Aunque con los regímenes fascistas hay características diferenciales sustanciales con respecto a la caracterización que se puede hacer con los regímenes democráticos burgueses y a los períodos de transición entre unos y otros, lo fundamental radica en el grado de represión y los mecanismos que se usan para aplicarla. Si bien hay quien mantiene que hoy día el régimen español sigue siendo fascista, habría mucho de debatir y analizar sobre si realmente en un régimen fascista sería posible escribir y hacer públicas palabras como estas por internet; si sobreviviría mínimamente la gran cantidad los colectivos antifascistas, comunistas, anarquistas, etcétera que hoy en día hay en el Estado español; si la represión, que el fascismo siempre generaliza de forma indiscriminada, permitiría manifestaciones como la que rodeó el Congreso el pasado 29 de octubre, etcétera.
Ante esos planteamientos hay quien plantea que más que caracterizar la actual forma del Estado español como fascista, quizás sea más apropiado apuntarla de algún modo como transición post-fascista o fascista de baja intensidad, dado que hay características que se mantienen desde el régimen anterior (no podemos olvidar la cantidad de presas y presos políticos que actualmente pueblan las cárceles del Estado, así como los colectivos que se mantienen ilegalizados desde la llamada Transición) pero hay muchas otras, también de calado, que han cambiado hacia el sistema democrático burgués.
Lo ideal para los Estados que aplican la represión, por supuesto, es mantener una imagen de cuanta mayor normalidad democrática mejor. Así la represión selectiva puede actuar silenciosamente sin atemorizar al resto de la población ni dar la imagen de existir ningún tipo de conflicto. Tampoco interesa hacer la más mínima publicidad de la existencia de proyectos antagónicos, y cuando la fuerza de los agentes reprimidos es suficiente como para romper ese silencio en seguida el Estado hace uso de su maquinaria mediática para atacar cualquier respuesta y se machaca el subconsciente colectivo con adjetivos como “violentos”, “terroristas” o “antisistemas” para conseguir la criminalización entre los sectores populares generando un ambiente de inseguridad y desconfianza hacia las o los reprimidos. De la mano con esto, aparece la represión económica en forma de multas (que con la ley mordaza se han desorbitado) buscando romper los movimientos populares relegándolos a la actividad recaudatoria para poder afrontar los pagos y apartándolos de sus objetivos sociales o políticos.

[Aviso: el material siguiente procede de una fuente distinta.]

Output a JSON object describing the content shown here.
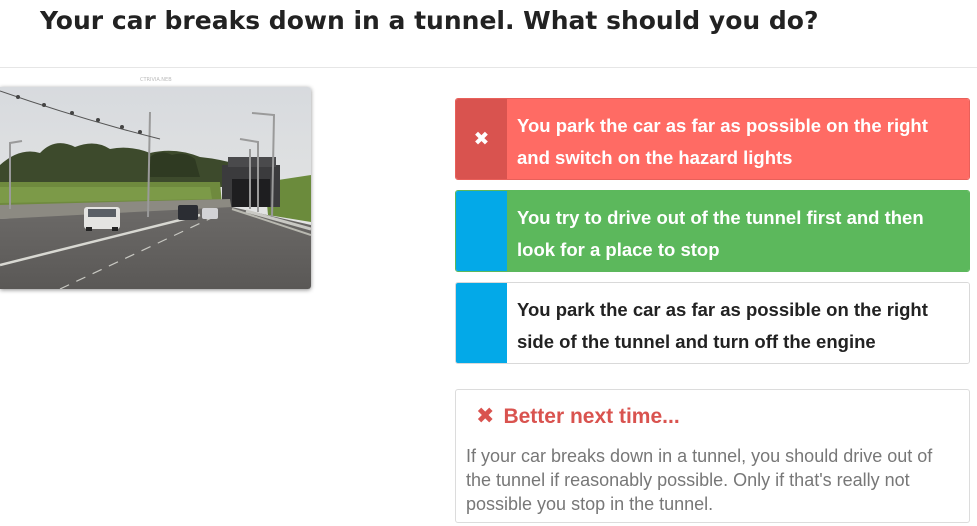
{
  "question": {
    "title": "Your car breaks down in a tunnel. What should you do?"
  },
  "image": {
    "credit": "CTRIVIA.NEB",
    "description_icon": "road-tunnel-photo"
  },
  "answers": [
    {
      "text": "You park the car as far as possible on the right and switch on the hazard lights",
      "status": "wrong",
      "marker_icon": "close-icon",
      "colors": {
        "marker": "#d9534f",
        "body": "#ff6b64",
        "text": "#ffffff"
      }
    },
    {
      "text": "You try to drive out of the tunnel first and then look for a place to stop",
      "status": "correct",
      "marker_icon": "none",
      "colors": {
        "marker": "#03a9e8",
        "body": "#5cb85c",
        "text": "#ffffff"
      }
    },
    {
      "text": "You park the car as far as possible on the right side of the tunnel and turn off the engine",
      "status": "neutral",
      "marker_icon": "none",
      "colors": {
        "marker": "#03a9e8",
        "body": "#ffffff",
        "text": "#222222"
      }
    }
  ],
  "feedback": {
    "icon": "close-icon",
    "title": "Better next time...",
    "body": "If your car breaks down in a tunnel, you should drive out of the tunnel if reasonably possible. Only if that's really not possible you stop in the tunnel.",
    "color": "#d9534f"
  }
}
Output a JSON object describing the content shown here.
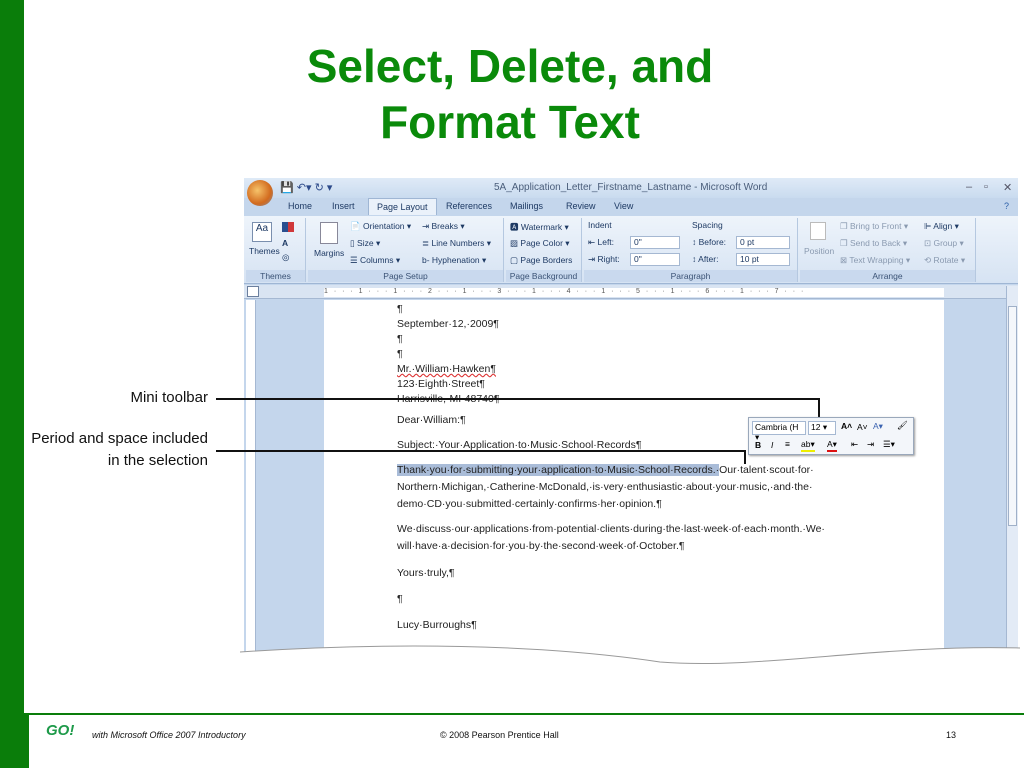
{
  "slide": {
    "title_line1": "Select, Delete, and",
    "title_line2": "Format Text",
    "footer_logo": "GO!",
    "footer_text": "with Microsoft Office 2007 Introductory",
    "copyright": "© 2008 Pearson Prentice Hall",
    "page_number": "13"
  },
  "callouts": {
    "mini_toolbar": "Mini toolbar",
    "period_line1": "Period and space included",
    "period_line2": "in the selection"
  },
  "word": {
    "window_title": "5A_Application_Letter_Firstname_Lastname - Microsoft Word",
    "tabs": [
      "Home",
      "Insert",
      "Page Layout",
      "References",
      "Mailings",
      "Review",
      "View"
    ],
    "ribbon": {
      "themes": {
        "label": "Themes",
        "group": "Themes"
      },
      "page_setup": {
        "margins": "Margins",
        "orientation": "Orientation",
        "size": "Size",
        "columns": "Columns",
        "breaks": "Breaks",
        "line_numbers": "Line Numbers",
        "hyphenation": "Hyphenation",
        "group": "Page Setup"
      },
      "page_background": {
        "watermark": "Watermark",
        "page_color": "Page Color",
        "page_borders": "Page Borders",
        "group": "Page Background"
      },
      "paragraph": {
        "indent": "Indent",
        "left_label": "Left:",
        "left_value": "0\"",
        "right_label": "Right:",
        "right_value": "0\"",
        "spacing": "Spacing",
        "before_label": "Before:",
        "before_value": "0 pt",
        "after_label": "After:",
        "after_value": "10 pt",
        "group": "Paragraph"
      },
      "arrange": {
        "position": "Position",
        "bring_to_front": "Bring to Front",
        "send_to_back": "Send to Back",
        "text_wrapping": "Text Wrapping",
        "align": "Align",
        "group_btn": "Group",
        "rotate": "Rotate",
        "group": "Arrange"
      }
    },
    "ruler": "1 · · · 1 · · · 1 · · · 2 · · · 1 · · · 3 · · · 1 · · · 4 · · · 1 · · · 5 · · · 1 · · · 6 · · · 1 · · · 7 · · ·",
    "mini_toolbar": {
      "font": "Cambria (H",
      "size": "12",
      "bold": "B",
      "italic": "I"
    },
    "document": {
      "l1": "¶",
      "date": "September·12,·2009¶",
      "l3": "¶",
      "l4": "¶",
      "name": "Mr.·William·Hawken¶",
      "street": "123·Eighth·Street¶",
      "city": "Harrisville,·MI·48740¶",
      "salutation": "Dear·William:¶",
      "subject": "Subject:·Your·Application·to·Music·School·Records¶",
      "p1_selected": "Thank·you·for·submitting·your·application·to·Music·School·Records.·",
      "p1_rest": "Our·talent·scout·for·",
      "p1_l2": "Northern·Michigan,·Catherine·McDonald,·is·very·enthusiastic·about·your·music,·and·the·",
      "p1_l3": "demo·CD·you·submitted·certainly·confirms·her·opinion.¶",
      "p2_l1": "We·discuss·our·applications·from·potential·clients·during·the·last·week·of·each·month.·We·",
      "p2_l2": "will·have·a·decision·for·you·by·the·second·week·of·October.¶",
      "closing": "Yours·truly,¶",
      "blank": "¶",
      "signature": "Lucy·Burroughs¶"
    }
  }
}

Desde las multas a los palos en una manifestación, es importante que entendamos la represión como un fenómeno colectivo que no va contra tal o cual persona u organización, como la idiosincrasia burguesa intenta hacernos creer en su afán general individualizador. La represión no ataca de forma individual, si no que ataca al movimiento popular que en el momento del ataque es encarnado por quien lo sufre en primera persona. Y aunque evidentemente haya diferencias psicológicas, físicas y hasta económicas en un primer momento entre quien sufre en primera persona y el resto, para combatir la represión con eficacia tendremos que considerarla siempre como una primera persona del plural que nos incluye a toda la clase trabajadora.
Por todo esto, debemos tratar la represión como el fenómeno de clase y colectivo que es, por encima de siglas, multas o matices ideológicos. Si tocan a uno nos tocan a todos tiene un trasfondo abarcador de clase muy importante y es una tarea fundamental conseguir que la frase se asimile en el movimiento popular como algo más allá de un lema, debe ser una seña identitaria y una cuestión medular para poder acabar con esta lacra.